# 400/350 69 Engine Question



## funbooker (Apr 18, 2012)

I'm putting together an engine someone else took apart so I need a little help from someone who has overhaul experience.

My engine had no timing chain cover studs in the block. I know some of the 6 bolts that hold on the cover are studs. I'm going to number them left and right, looking at it and 1-3 from top to bottom, L-1, L-2, L-3, R-1, R-2, R-3.

The manual shows a picture of one stud, R-1, has a stud. Does anyone know which of the other 5 holes have studs as opposed to bolts? I see the power steering pump has a really long bolt that I assume goes into one of those holes, through the timing cover but I could use some advice on that too.

Thanks as always.


----------



## BearGFR (Aug 25, 2008)

It's not critical. You can build it with one, or two, or none. What really matters is getting the right number of fasteners in, at the right length, and properly tightened. The engine doesn't care if they're studs or bolts.

Bear


----------



## funbooker (Apr 18, 2012)

thanks Bear but the thing is, I want to button up the timing chain cover and the oil pan before putting the engine in the car. I'd like to know what gets tightened down now and what gets a bolt later, like the long one for the power steering pump. I don't want to take up a hole with a stud when a bolt is supposed to go in later. I'd like to do it right the first time and avoid having to do anything over.


----------



## geeteeohguy (Feb 2, 2008)

The power steering pump bracket does not bolt through the timing cover, so no worries there. It bolts to the block, and the pump bolts to the bracket. The long bolt will go to the block or head. I would install the bracket prior to installing the engine in the car to make it easier to see what goes where, since you are not super familiar with it. On my cars, the timing cover studs are always at the top of the water outlet holes on each side of the block. Not needed (bolts will do), but the factory studs makeit easier to guide the timing cover into place without shifting the gasket, etc.


----------



## funbooker (Apr 18, 2012)

That's kind of what I was thinking. So does anything, brackets etc., bolt onto studs or bolts that hold the timing chain cover?


----------



## BearGFR (Aug 25, 2008)

funbooker said:


> That's kind of what I was thinking. So does anything, brackets etc., bolt onto studs or bolts that hold the timing chain cover?

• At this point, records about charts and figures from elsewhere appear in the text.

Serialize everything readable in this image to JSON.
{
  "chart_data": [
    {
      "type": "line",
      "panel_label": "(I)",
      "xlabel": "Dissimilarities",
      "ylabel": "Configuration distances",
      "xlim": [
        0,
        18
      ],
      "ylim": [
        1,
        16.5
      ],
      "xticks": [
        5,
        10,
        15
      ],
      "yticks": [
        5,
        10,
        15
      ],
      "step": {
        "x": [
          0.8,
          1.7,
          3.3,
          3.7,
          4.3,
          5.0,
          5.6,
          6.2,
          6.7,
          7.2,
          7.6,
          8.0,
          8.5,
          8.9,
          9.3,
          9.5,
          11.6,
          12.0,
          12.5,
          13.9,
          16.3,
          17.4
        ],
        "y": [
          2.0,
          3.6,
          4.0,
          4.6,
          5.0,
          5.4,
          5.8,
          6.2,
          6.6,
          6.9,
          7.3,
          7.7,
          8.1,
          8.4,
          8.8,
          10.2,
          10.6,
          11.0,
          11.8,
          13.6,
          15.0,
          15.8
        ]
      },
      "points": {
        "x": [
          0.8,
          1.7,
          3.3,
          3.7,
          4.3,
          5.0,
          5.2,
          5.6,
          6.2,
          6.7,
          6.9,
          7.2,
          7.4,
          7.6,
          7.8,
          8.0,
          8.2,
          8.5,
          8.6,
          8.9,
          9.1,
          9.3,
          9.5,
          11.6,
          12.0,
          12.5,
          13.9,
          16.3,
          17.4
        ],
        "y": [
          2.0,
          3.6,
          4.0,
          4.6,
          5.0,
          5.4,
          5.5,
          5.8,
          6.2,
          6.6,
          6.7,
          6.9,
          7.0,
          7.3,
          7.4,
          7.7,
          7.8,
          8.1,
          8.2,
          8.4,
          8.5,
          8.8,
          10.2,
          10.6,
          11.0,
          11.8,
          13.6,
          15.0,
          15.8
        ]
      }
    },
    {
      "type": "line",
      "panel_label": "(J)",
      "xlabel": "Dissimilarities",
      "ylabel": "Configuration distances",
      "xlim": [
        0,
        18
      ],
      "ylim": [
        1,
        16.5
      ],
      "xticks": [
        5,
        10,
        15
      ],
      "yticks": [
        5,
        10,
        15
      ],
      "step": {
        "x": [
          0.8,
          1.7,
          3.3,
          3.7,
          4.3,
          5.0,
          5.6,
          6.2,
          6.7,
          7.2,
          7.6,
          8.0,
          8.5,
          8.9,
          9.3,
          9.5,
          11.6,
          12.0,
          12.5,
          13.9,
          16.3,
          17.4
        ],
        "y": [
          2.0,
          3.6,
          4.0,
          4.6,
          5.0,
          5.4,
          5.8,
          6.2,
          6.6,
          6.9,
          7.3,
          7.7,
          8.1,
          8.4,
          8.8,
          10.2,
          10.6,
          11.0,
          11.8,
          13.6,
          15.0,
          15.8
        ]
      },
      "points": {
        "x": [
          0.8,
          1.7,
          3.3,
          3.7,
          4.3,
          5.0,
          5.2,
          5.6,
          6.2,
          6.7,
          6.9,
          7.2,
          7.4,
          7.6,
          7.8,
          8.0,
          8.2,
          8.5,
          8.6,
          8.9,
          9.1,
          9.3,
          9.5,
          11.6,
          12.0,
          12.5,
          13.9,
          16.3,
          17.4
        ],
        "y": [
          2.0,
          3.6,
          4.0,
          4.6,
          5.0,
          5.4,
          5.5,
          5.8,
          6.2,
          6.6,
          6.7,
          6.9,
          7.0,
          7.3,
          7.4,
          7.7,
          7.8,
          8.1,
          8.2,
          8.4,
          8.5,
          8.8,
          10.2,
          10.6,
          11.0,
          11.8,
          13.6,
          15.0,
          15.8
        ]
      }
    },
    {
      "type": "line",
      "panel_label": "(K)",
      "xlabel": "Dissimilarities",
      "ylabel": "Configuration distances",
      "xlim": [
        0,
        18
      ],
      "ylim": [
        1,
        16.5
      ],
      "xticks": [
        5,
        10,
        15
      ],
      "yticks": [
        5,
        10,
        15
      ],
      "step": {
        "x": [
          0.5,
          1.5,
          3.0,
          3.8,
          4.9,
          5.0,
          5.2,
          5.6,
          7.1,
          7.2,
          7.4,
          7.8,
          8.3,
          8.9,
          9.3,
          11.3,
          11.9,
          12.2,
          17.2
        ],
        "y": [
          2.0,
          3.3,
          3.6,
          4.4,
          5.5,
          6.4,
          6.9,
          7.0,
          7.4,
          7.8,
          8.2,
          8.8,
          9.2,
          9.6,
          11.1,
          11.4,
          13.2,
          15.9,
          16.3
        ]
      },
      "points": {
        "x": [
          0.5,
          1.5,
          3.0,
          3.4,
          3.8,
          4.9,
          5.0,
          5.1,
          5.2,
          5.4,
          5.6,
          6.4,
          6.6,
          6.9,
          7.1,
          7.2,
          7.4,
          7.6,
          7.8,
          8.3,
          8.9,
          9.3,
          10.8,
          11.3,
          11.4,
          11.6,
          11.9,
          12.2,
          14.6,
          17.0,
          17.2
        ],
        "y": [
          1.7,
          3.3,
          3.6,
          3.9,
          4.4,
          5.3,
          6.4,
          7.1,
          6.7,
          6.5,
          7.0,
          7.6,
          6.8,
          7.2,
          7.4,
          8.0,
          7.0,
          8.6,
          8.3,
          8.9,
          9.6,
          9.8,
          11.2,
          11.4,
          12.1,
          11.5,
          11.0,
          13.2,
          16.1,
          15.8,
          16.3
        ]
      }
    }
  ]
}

On my 69, there are only two bolts that have anything "extra" on them. One is the long timing cover bolt (or stud) on the top passenger side that has the engine lift "loop" (and in my case, part of the A/C compressor bracket since I'm running an aftermarket a/c), the other is the front half of the alternator bracket.

You can see both in this photo









Bear


----------



## funbooker (Apr 18, 2012)

picture's worth 1000 words, thanks. One more dumb question (for now) does the stud that holds the alternator get a nut for the timing cover and another one for the alternator or is there just one for both?


----------



## geeteeohguy (Feb 2, 2008)

?????? I've never seen an alternator stud mount to a timing cover on one of these engines. What am I missing here???


----------



## gjones (Oct 8, 2012)

*alt. bracket*

On my '71 455, there is a large chrome alternator bracket which attaches directly to two water pump bolts. Then power steering attaches to that under it. PO must have installed that as an aftermarket chrome accessory package. That is absolutely the worst travesty of automotive engineering I've ever encountered! It is insanely difficult to get the pulleys to align properly, shim it here, shim it there. There's hardly any rear support! Love the chrome but hate the bracket...I want to put my old brackets on from the 326, but I doubt if it'll work...


----------



## etewald (Dec 27, 2011)

funbooker said:


> picture's worth 1000 words, thanks. One more dumb question (for now) does the stud that holds the alternator get a nut for the timing cover and another one for the alternator or is there just one for both?


I would just use one nut. (Hehehe one nut.....)


----------



## BearGFR (Aug 25, 2008)

The alternator bracket goes on a water pump bolt - it's not a stud - at least that's the way it is on my 69.

Here's a better picture that shows how it all goes together









Bear


----------



## geeteeohguy (Feb 2, 2008)

Correct. The same on the earlier cars. One of the top water pump bolts holds the bracket. On some cars, like my '65, it's the only bolt that does hold the top bracket in place. On my '67, the bracket has a different shape, and has another bolt that holds it to the intake as well. In either case, there are no issues with bolting the timing cover onto the engine and installing it in-car. As a side note, on the driver's side of the timing cover, under one of the smaller bolts there is sometimes a small bracket for the fuel line and/or fuel vapor return line. My '67 has this.


----------